The huge problem here is that market commentators like Scott Galloway hold a lot of sway and influence, particularly with the more unsophisticated and inexperienced mom and pop investor types and Robin Hood traders, so putting out tripe like he did in his blog- clearly without doing any sort of homework - is utterly reckless and irresponsible.
Below, an excellent article from earlier this week from Skift Senior Research Analyst, Seth Burko, which gets much closer to the real state affairs, and completely debunks Prof Galloway's ludicrous analysis and fantastical projections.
Comparing Airbnb To Hotels Is A Mistake - Investors Need To Remember That
PS Young Mr Burko received his first ever piece of irrational hate mail over this article! He's taken that to mean he's made it 😏
Good article (as were the others re ABB linked on that site).
Ya just have to follow the money trail @Super47 . Anyone associated with the IPO in a private equity role however large or small, anyone with connections to others with private equity will be pumping the life out of this launch. The company has high interest loans to pay off asap and employee stock options to honour.
I was a little horrified to see this from Brian, right here https://news.airbnb.com/designing-the-future-of-airbnb/
Today, I’m thrilled to announce that Jony and his partners at LoveFrom will be engaging in a special collaboration with me and the Airbnb team. We have made the decision to work together through a multi-year relationship to design the next generation of Airbnb products and services.

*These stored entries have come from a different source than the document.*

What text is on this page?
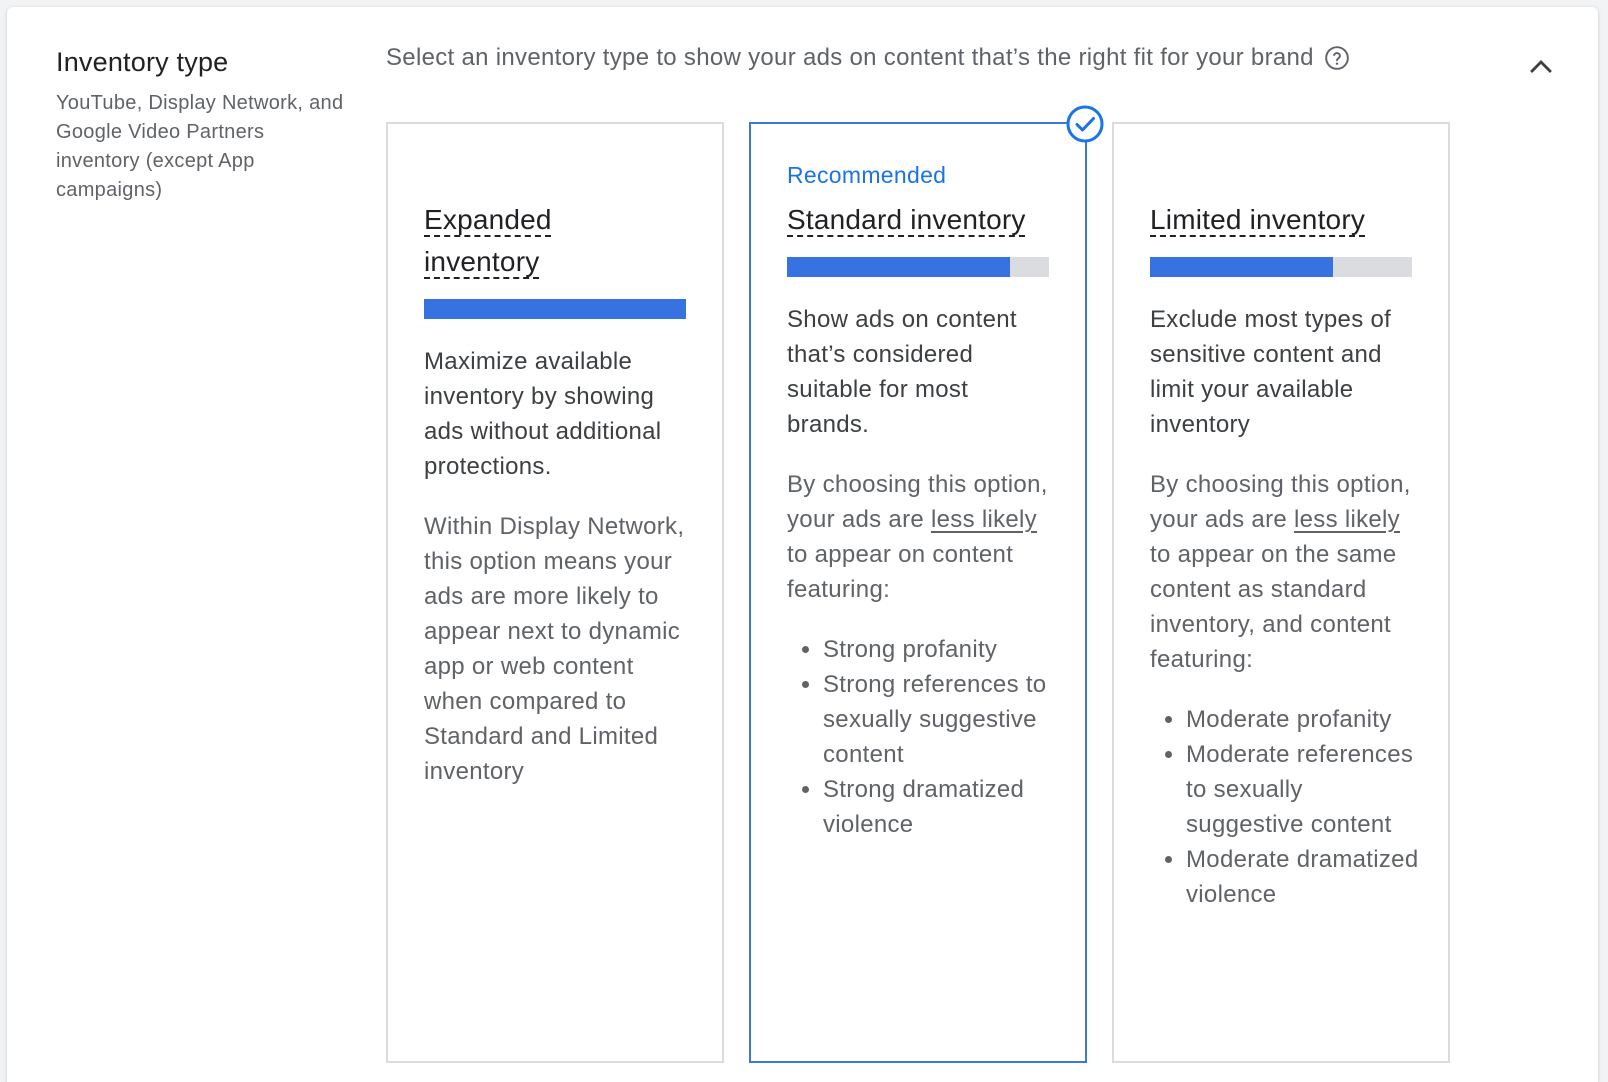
Inventory type
YouTube, Display Network, and Google Video Partners inventory (except App campaigns)
Select an inventory type to show your ads on content that’s the right fit for your brand
Expanded
inventory
Maximize available inventory by showing ads without additional protections.
Within Display Network, this option means your ads are more likely to appear next to dynamic app or web content when compared to Standard and Limited inventory
Recommended
Standard inventory
Show ads on content that’s considered suitable for most brands.
By choosing this option, your ads are less likely to appear on content featuring:
• Strong profanity
• Strong references to sexually suggestive content
• Strong dramatized violence
Limited inventory
Exclude most types of sensitive content and limit your available inventory
By choosing this option, your ads are less likely to appear on the same content as standard inventory, and content featuring:
• Moderate profanity
• Moderate references to sexually suggestive content
• Moderate dramatized violence
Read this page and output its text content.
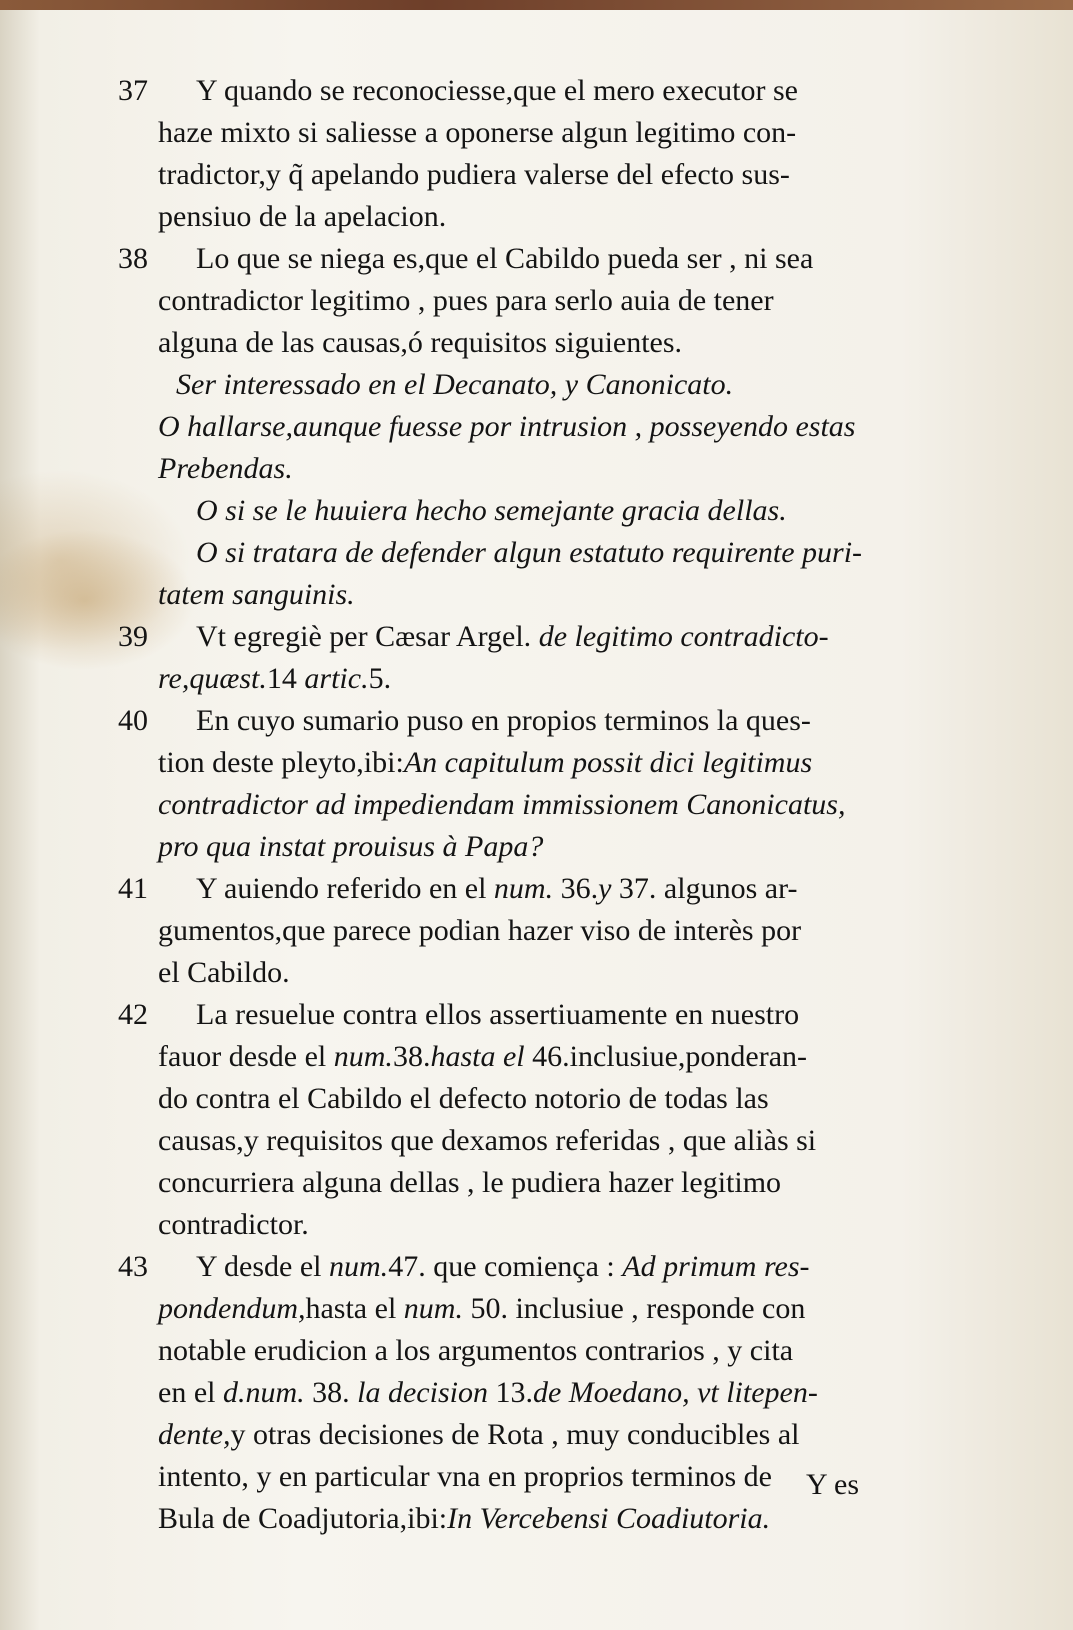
37	Y quando se reconociesse,que el mero executor se
haze mixto si saliesse a oponerse algun legitimo con-
tradictor,y q̃ apelando pudiera valerse del efecto sus-
pensiuo de la apelacion.
38	Lo que se niega es,que el Cabildo pueda ser , ni sea
contradictor legitimo , pues para serlo auia de tener
alguna de las causas,ó requisitos siguientes.
Ser interessado en el Decanato, y Canonicato.
O hallarse,aunque fuesse por intrusion , posseyendo estas
Prebendas.
O si se le huuiera hecho semejante gracia dellas.
O si tratara de defender algun estatuto requirente puri-
tatem sanguinis.
39	Vt egregiè per Cæsar Argel. de legitimo contradicto-
re,quæst.14 artic.5.
40	En cuyo sumario puso en propios terminos la ques-
tion deste pleyto,ibi:An capitulum possit dici legitimus
contradictor ad impediendam immissionem Canonicatus,
pro qua instat prouisus à Papa?
41	Y auiendo referido en el num. 36.y 37. algunos ar-
gumentos,que parece podian hazer viso de interès por
el Cabildo.
42	La resuelue contra ellos assertiuamente en nuestro
fauor desde el num.38.hasta el 46.inclusiue,ponderan-
do contra el Cabildo el defecto notorio de todas las
causas,y requisitos que dexamos referidas , que aliàs si
concurriera alguna dellas , le pudiera hazer legitimo
contradictor.
43	Y desde el num.47. que comiença : Ad primum res-
pondendum,hasta el num. 50. inclusiue , responde con
notable erudicion a los argumentos contrarios , y cita
en el d.num. 38. la decision 13.de Moedano, vt litepen-
dente,y otras decisiones de Rota , muy conducibles al
intento, y en particular vna en proprios terminos de
Bula de Coadjutoria,ibi:In Vercebensi Coadiutoria.
Y es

One can only imagine what the "next generation of ABB products and services" is going to look like..... Disney fantasies (complete with theme parks, film studios, meet, greet and follow a real person doing a real job (but on a constructed stage) this being something of a novelty for millennials?). Especially considering the company can't even get the existing basics right.
As a retail trader and technical analyst myself, and looking at the NASDAQ chart, if I had any advice for Airbnb's CFO, it would be to launch the IPO asap. There are so many risky fundamentals in play here, the US election, the role of the US Fed, the high risk of a much worse pandemic Wave 2 but without the consumer cash in play due to shrinking job and income pool, an exhausted tech bubble, and the cyclical end of month pump n dump that happens regularly. If the markets do turn south, it is usually an express elevator ride down, compared to the stair step up approach of a bull market. Getting proprietary investors (pension funds, hedge funds, bankers, brokers etc) on board during a major market down turn will be nigh impossible.
And the potential consequence of all of this for hosts?......... Not getting paid. Having Airbnb use our money that should be held in escrow to fund it's own flights of fancy. Authentic local hosts being further side-lined in favour of other aspects of the Airbnb business model. Worse case scenario, the company going into liquidation, hosts not being on the list of creditors or only getting cents in the dollar for work we've already undertaken but not been paid for.